Remember when David Caruso left "NYPD Blue" in a massive firestorm of controversy to become a huge movie star? David Caruso "?
No, not the singer ... he’s an actor. He was on "NYPD Blue" before Jimmy Smits. No, seriously, there was a guy named David Caruso, and he was the star of the show. Remember?
Well, anyway, David Caruso returns to TV today in the made for cable nail-biter "Deadlocked" (8 p.m. EDT/PDT, TNT). Caruso plays the prosecutor in this courtroom thriller with a twist. Charles S. Dutton ("Roc," "Alien 3") -- one of the most convincing angry men in show business -- is the "twist." He plays an angry man, convinced his very guilty-looking son (whom Caruso is prosecuting) is not guilty, and he decides to hold the jury hostage until somebody (Caruso) proves he is right. It’s a cool plot, and both Caruso and Dutton deliver the tension enough to make the drama really work.
In other tube highlights:
"The Crocodile Hunter" has been on for years now, and if you've never seen it, you’ve probably heard the rumors. It’s a nature documentary show hosted by a very friendly and quite possibly insane Australian man named Steve Irwin. Irwin simply has absolutely no fear of any of the things we are all supposed to be at least a little bit afraid off -- like being eaten alive by wild animals, being bitten by poisonous snakes, etc. What’s worse is that his wife, Terri, comes along with him on most expeditions, and, well, let’s just say the episode where he gets repeatedly bitten by a tree snake that jumps into their boat, causing Terri to fall overboard with a giant, hungry crocodile in the water, was some pretty jaw-dropping television. Anyway, this is your chance to see for yourself, because it’s "Croc Week" on Animal Planet. A full week of the best episodes of "The Crocodile Hunter," starts today at 8 p.m. EDT/PDT. And by the way, you won’t be disappointed. The rumors are true.
Maybe it’s because they're usually so proper and easily embarrassed, but when British people do irreverent and outrageous comedy, they really go nuts. This week Comedy Central premieres a new comedy series from the nation that brought us "Monty Python" and "Absolutely Fabulous." And if you are a fan of those shows, "The League of Gentlemen" (10:30 p.m. EDT/PDT, Monday), while certainly new and different, might just be your (spiked) cup of tea. A headline in the local paper of the bizarro-fictional town of Royston Vasey reads, "New Road Planned - Strangers Expected." And the strangers do show up pretty quickly - some 60 odd characters (and we do mean "odd") including men, women and transvestites, all played by the show’s versatile and talented three-man troupe (Steve Pemberton, Mark Gatiss and Reece Shearsmith). It’s weird, it’s British, and it’s highly recommended.

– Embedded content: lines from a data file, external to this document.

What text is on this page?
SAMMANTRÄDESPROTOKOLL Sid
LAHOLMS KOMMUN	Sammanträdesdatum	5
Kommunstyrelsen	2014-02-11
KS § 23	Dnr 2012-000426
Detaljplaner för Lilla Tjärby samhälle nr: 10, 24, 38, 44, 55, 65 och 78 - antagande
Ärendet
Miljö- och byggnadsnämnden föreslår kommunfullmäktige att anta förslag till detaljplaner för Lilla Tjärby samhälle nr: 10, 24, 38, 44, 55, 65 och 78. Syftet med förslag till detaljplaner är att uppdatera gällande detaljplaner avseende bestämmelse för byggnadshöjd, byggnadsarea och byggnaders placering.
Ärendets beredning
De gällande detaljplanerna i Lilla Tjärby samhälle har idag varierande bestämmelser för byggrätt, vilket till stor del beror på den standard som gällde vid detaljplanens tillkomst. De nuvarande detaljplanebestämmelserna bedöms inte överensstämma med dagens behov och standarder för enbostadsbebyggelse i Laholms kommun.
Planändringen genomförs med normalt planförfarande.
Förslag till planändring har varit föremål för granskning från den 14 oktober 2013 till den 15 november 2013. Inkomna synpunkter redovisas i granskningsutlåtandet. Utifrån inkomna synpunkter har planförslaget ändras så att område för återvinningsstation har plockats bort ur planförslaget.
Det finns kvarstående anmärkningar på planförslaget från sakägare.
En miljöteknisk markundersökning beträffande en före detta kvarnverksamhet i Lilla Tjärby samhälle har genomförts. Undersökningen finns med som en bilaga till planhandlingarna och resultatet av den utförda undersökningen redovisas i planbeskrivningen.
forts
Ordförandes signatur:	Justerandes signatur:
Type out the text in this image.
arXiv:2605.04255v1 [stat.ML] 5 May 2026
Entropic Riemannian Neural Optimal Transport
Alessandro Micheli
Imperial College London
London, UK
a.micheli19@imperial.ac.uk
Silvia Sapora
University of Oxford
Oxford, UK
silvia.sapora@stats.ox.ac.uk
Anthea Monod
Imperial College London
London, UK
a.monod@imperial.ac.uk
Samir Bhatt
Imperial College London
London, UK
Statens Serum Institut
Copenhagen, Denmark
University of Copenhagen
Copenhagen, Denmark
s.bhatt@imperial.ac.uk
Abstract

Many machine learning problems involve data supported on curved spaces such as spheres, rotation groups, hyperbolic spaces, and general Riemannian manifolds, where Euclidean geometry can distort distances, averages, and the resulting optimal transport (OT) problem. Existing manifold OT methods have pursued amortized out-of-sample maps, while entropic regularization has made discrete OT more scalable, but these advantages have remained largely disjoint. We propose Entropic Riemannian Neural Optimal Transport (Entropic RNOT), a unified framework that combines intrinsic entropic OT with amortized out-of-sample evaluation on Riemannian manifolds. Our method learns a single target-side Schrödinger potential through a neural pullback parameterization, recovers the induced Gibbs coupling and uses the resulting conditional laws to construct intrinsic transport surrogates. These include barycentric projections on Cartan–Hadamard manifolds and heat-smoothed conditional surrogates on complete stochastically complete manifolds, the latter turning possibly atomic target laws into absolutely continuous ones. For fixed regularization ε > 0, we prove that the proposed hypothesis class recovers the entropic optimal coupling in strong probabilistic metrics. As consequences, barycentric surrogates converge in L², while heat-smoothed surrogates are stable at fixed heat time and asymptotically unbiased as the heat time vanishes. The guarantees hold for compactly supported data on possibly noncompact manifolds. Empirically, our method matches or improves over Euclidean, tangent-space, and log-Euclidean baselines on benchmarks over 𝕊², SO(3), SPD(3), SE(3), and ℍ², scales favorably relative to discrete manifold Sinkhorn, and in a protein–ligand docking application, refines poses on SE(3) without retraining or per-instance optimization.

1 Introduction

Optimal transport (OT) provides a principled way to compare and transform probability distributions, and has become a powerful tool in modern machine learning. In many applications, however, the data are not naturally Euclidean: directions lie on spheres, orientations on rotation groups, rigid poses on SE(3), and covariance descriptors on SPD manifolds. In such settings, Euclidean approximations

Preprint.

A&E premieres a few new episodes of its popular, often interesting, sometimes not "Biography" series. Today at 8 p.m. EDT/PDT should be a good one as it profiles Sun Records founder Sam Phillips. Much of the most important American music of the second half of this century came from Phillips' Memphis-based label. And this hour gives Phillips' own accounts of those revolutionary early recording sessions with Elvis Prestley, Roy Orbison, B.B. King and Johnny Cash. Also premiering this week on "Biography": Ex-"Happy Days" heartthrob Henry Winkler (8 p.m. EDT/PDT, Monday) and current Royal heartthrob Prince William (8 p.m. EDT/PDT, Wednesday).
"Making the Band" (9:30 p.m. EDT/PDT, Friday, ABC) has its own take on the "Survivor" concept (round up a bunch of real people, dangle a prize for those who can last the season and callously kick one or more of them to the curb each week). Rather than surviving on a desert island, however, the cast of "Making the Band" must survive the even more cutthroat world of show business. The tension is high and the tears flow this week as the seven finalists for the roster of the boyband to be known as O-Town must be cut down to the final five. A little quick math says that two of them, the last two, must go. Man, this reality-based stuff can be tough sometimes. Even if you have no plans to buy an O-Town record when it comes out, this show can suck you in if you’re not careful.